Learn more: globalwomenswater.org
Prior to enrolling in the training program, 90 percent of the female participants had little or no knowledge about water, sanitation, and hygiene technologies. None had ever built anything. After four years of GWWI training, one-third of the women who had undergone training were invited to serve on their local water boards, including one who was elected as the board chairperson. Half of the organizations GWWI has trained have won local and regional WASH awards. Two GWWI team leaders were selected for separate US State Department fellowships. And 76 percent of the trainees reported that they would be “completely confident” running for political office.

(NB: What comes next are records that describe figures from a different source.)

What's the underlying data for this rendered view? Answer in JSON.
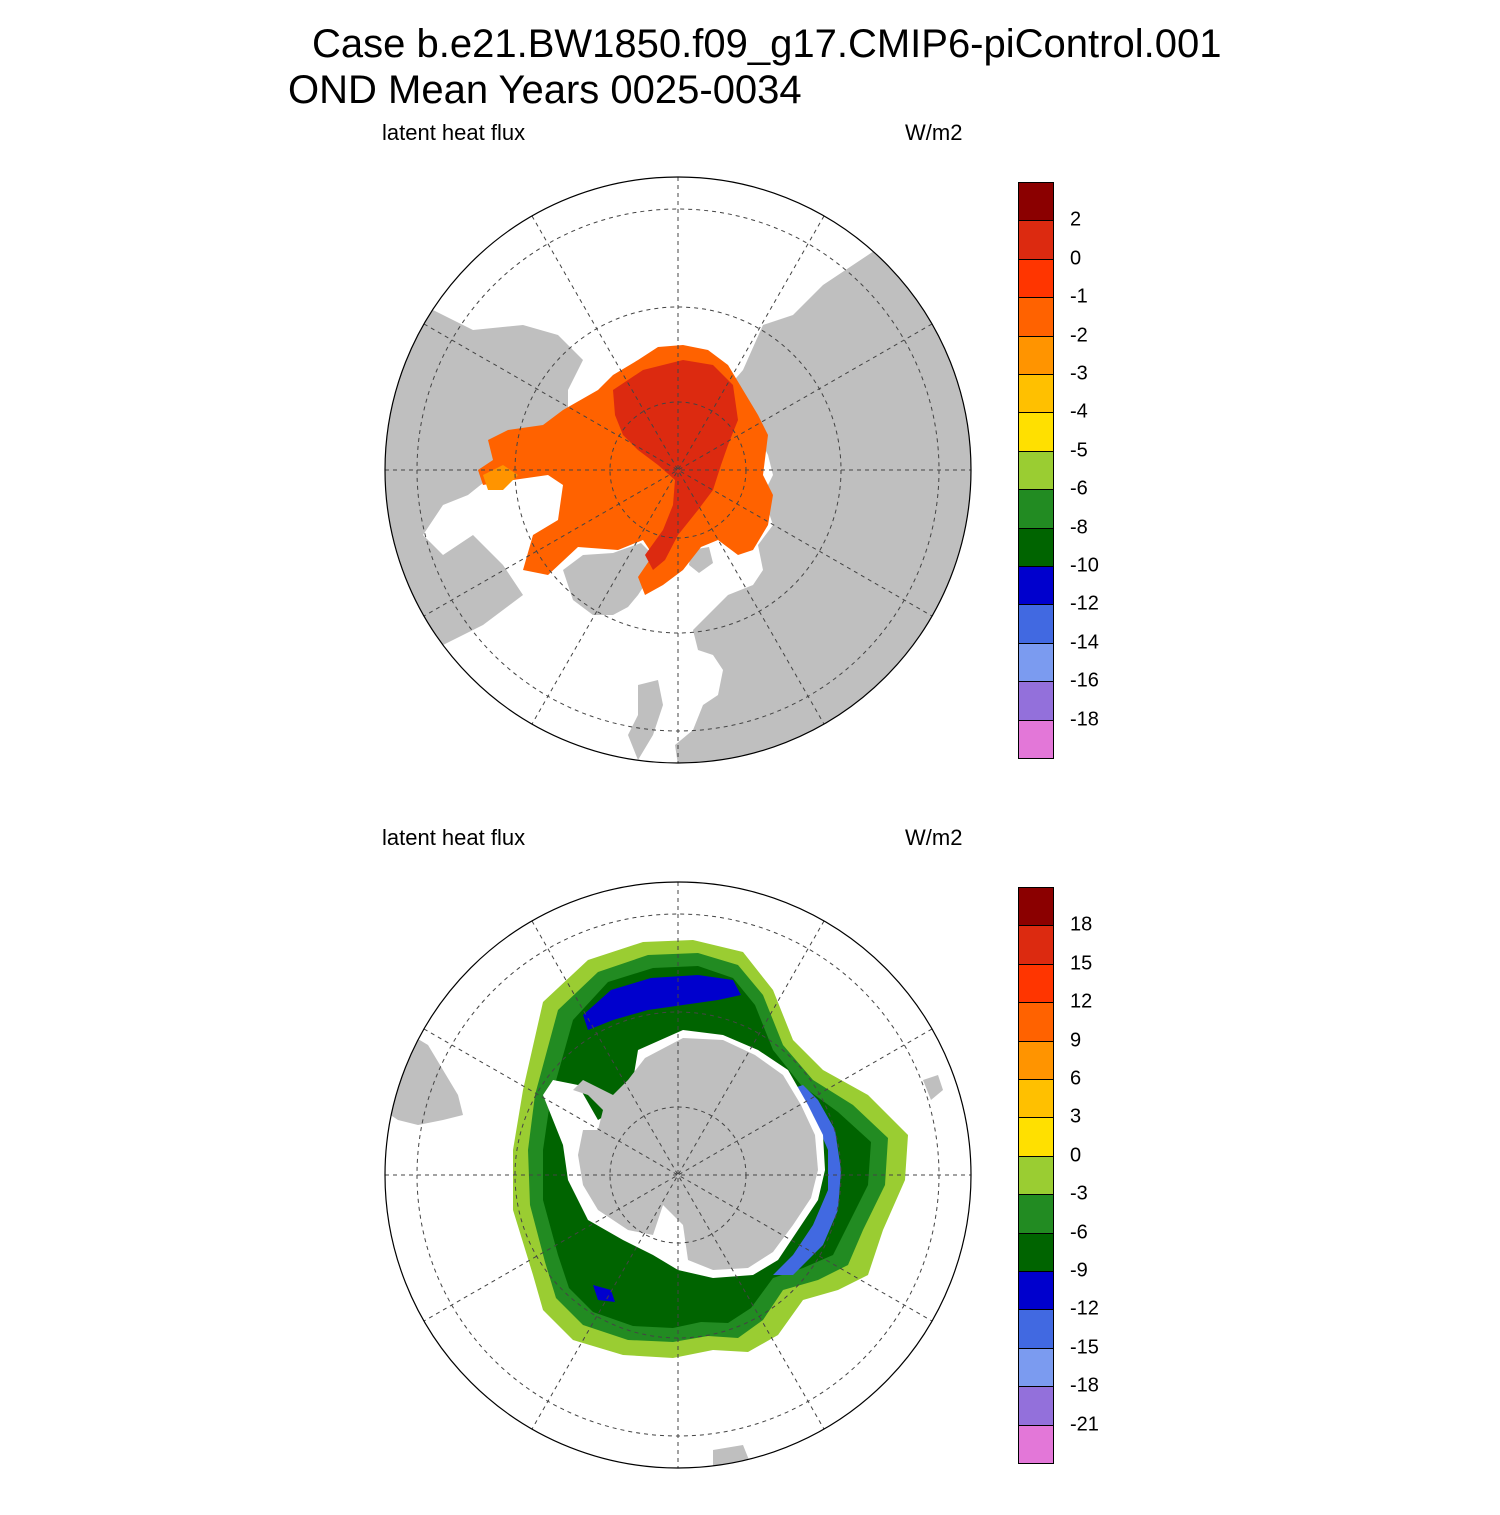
{
  "title": {
    "line1": "Case b.e21.BW1850.f09_g17.CMIP6-piControl.001",
    "line2": "OND Mean   Years 0025-0034"
  },
  "panels": [
    {
      "hemisphere": "north",
      "left_label": "latent heat flux",
      "right_label": "W/m2",
      "colorbar": {
        "colors": [
          "#e377d8",
          "#9370db",
          "#7b9bf0",
          "#4169e1",
          "#0000cd",
          "#006400",
          "#228b22",
          "#9acd32",
          "#ffe000",
          "#ffc000",
          "#ff9400",
          "#ff6200",
          "#ff3500",
          "#dc2a10",
          "#8b0000"
        ],
        "labels": [
          "-18",
          "-16",
          "-14",
          "-12",
          "-10",
          "-8",
          "-6",
          "-5",
          "-4",
          "-3",
          "-2",
          "-1",
          "0",
          "2"
        ]
      }
    },
    {
      "hemisphere": "south",
      "left_label": "latent heat flux",
      "right_label": "W/m2",
      "colorbar": {
        "colors": [
          "#e377d8",
          "#9370db",
          "#7b9bf0",
          "#4169e1",
          "#0000cd",
          "#006400",
          "#228b22",
          "#9acd32",
          "#ffe000",
          "#ffc000",
          "#ff9400",
          "#ff6200",
          "#ff3500",
          "#dc2a10",
          "#8b0000"
        ],
        "labels": [
          "-21",
          "-18",
          "-15",
          "-12",
          "-9",
          "-6",
          "-3",
          "0",
          "3",
          "6",
          "9",
          "12",
          "15",
          "18"
        ]
      }
    }
  ],
  "colors": {
    "land": "#bfbfbf",
    "ocean_nodata": "#ffffff"
  }
}
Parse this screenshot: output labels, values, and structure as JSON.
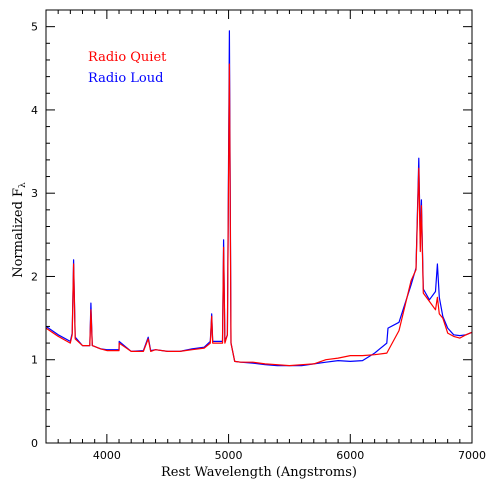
{
  "chart_data": {
    "type": "line",
    "title": "",
    "xlabel": "Rest Wavelength (Angstroms)",
    "ylabel": "Normalized F",
    "ylabel_subscript": "λ",
    "xlim": [
      3500,
      7000
    ],
    "ylim": [
      0,
      5.2
    ],
    "x_ticks": [
      4000,
      5000,
      6000,
      7000
    ],
    "y_ticks": [
      0,
      1,
      2,
      3,
      4,
      5
    ],
    "x_tick_labels": [
      "4000",
      "5000",
      "6000",
      "7000"
    ],
    "y_tick_labels": [
      "0",
      "1",
      "2",
      "3",
      "4",
      "5"
    ],
    "grid": false,
    "legend_position": "top-left",
    "series": [
      {
        "name": "Radio Quiet",
        "color": "#ff0000",
        "x": [
          3500,
          3600,
          3700,
          3715,
          3727,
          3740,
          3800,
          3860,
          3869,
          3880,
          3950,
          4000,
          4100,
          4101,
          4200,
          4300,
          4340,
          4360,
          4400,
          4500,
          4600,
          4700,
          4800,
          4850,
          4861,
          4870,
          4920,
          4950,
          4959,
          4970,
          4990,
          5007,
          5020,
          5050,
          5100,
          5200,
          5300,
          5400,
          5500,
          5600,
          5700,
          5800,
          5900,
          6000,
          6100,
          6200,
          6300,
          6400,
          6500,
          6540,
          6563,
          6575,
          6584,
          6600,
          6650,
          6700,
          6716,
          6731,
          6760,
          6800,
          6850,
          6900,
          6950,
          7000
        ],
        "values": [
          1.38,
          1.28,
          1.2,
          1.3,
          2.15,
          1.25,
          1.17,
          1.17,
          1.6,
          1.17,
          1.13,
          1.11,
          1.11,
          1.2,
          1.1,
          1.1,
          1.25,
          1.1,
          1.12,
          1.1,
          1.1,
          1.12,
          1.14,
          1.2,
          1.52,
          1.2,
          1.2,
          1.2,
          2.35,
          1.2,
          1.3,
          4.55,
          1.2,
          0.98,
          0.97,
          0.97,
          0.95,
          0.94,
          0.93,
          0.94,
          0.95,
          1.0,
          1.02,
          1.05,
          1.05,
          1.06,
          1.08,
          1.35,
          1.95,
          2.08,
          3.3,
          2.3,
          2.85,
          1.8,
          1.7,
          1.6,
          1.75,
          1.55,
          1.5,
          1.32,
          1.28,
          1.26,
          1.3,
          1.33
        ]
      },
      {
        "name": "Radio Loud",
        "color": "#0000ff",
        "x": [
          3500,
          3600,
          3700,
          3715,
          3727,
          3740,
          3800,
          3860,
          3869,
          3880,
          3950,
          4000,
          4100,
          4101,
          4200,
          4300,
          4340,
          4360,
          4400,
          4500,
          4600,
          4700,
          4800,
          4850,
          4861,
          4870,
          4920,
          4950,
          4959,
          4970,
          4990,
          5007,
          5020,
          5050,
          5100,
          5200,
          5300,
          5400,
          5500,
          5600,
          5700,
          5800,
          5900,
          6000,
          6100,
          6200,
          6300,
          6310,
          6400,
          6500,
          6540,
          6563,
          6575,
          6584,
          6600,
          6650,
          6700,
          6716,
          6731,
          6760,
          6800,
          6850,
          6900,
          6950,
          7000
        ],
        "values": [
          1.4,
          1.3,
          1.22,
          1.32,
          2.2,
          1.27,
          1.17,
          1.17,
          1.68,
          1.17,
          1.13,
          1.12,
          1.12,
          1.22,
          1.1,
          1.11,
          1.27,
          1.11,
          1.12,
          1.1,
          1.1,
          1.13,
          1.15,
          1.22,
          1.55,
          1.22,
          1.22,
          1.22,
          2.44,
          1.22,
          1.3,
          4.95,
          1.2,
          0.98,
          0.97,
          0.96,
          0.94,
          0.93,
          0.93,
          0.93,
          0.95,
          0.97,
          0.99,
          0.98,
          0.99,
          1.08,
          1.2,
          1.38,
          1.45,
          1.9,
          2.1,
          3.42,
          2.4,
          2.92,
          1.85,
          1.72,
          1.82,
          2.15,
          1.75,
          1.52,
          1.38,
          1.3,
          1.29,
          1.3,
          1.33
        ]
      }
    ]
  }
}
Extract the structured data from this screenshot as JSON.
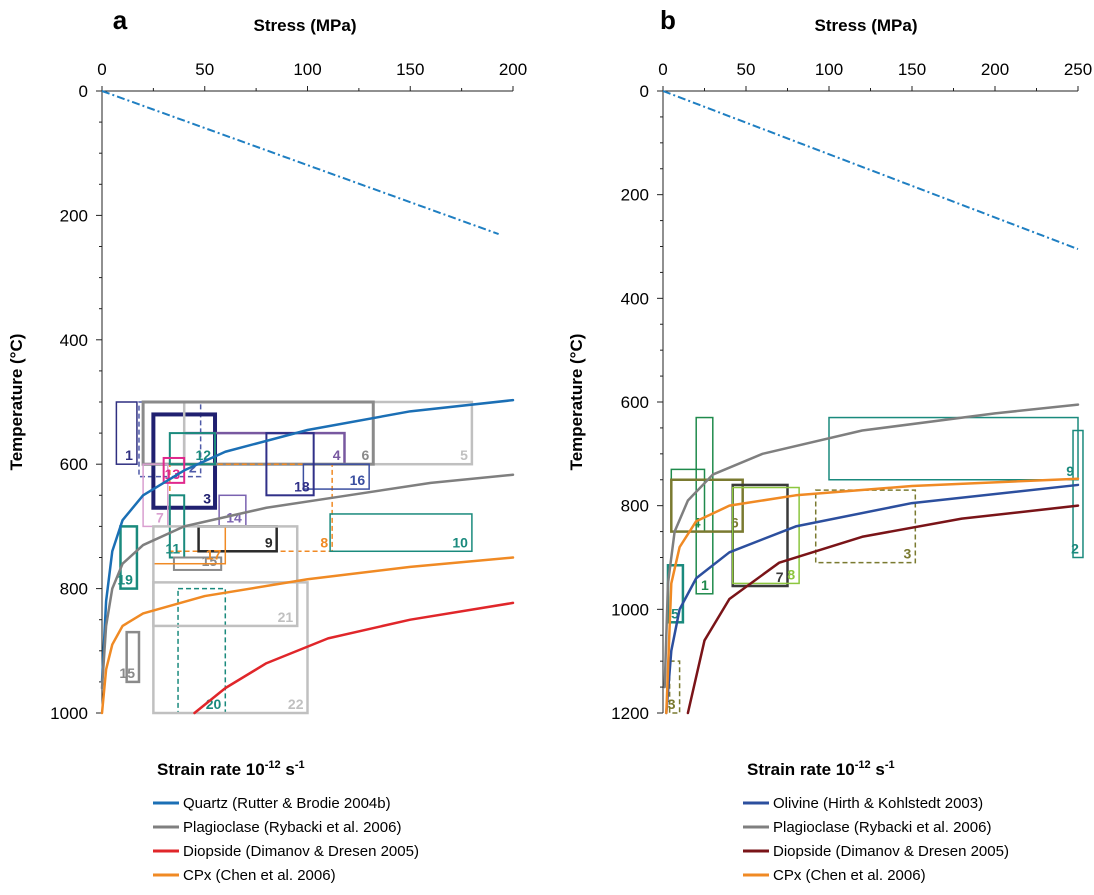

Global Women’s Water Initiative invests in women’s leadership because it has been proven time and time again that women are essential to social and economic development, and because women tend to be more entrepreneurial: They often lack access to the formal labor market and have to find creative ways to generate income. In recognition of the UN’s World Water Day “Water and Jobs” Celebration on March 21, GWWI hopes the success of the WASH training program provides additional evidence of how engaging and training women as workers and leaders in social enterprises can have a broad range of positive impacts in communities across the world.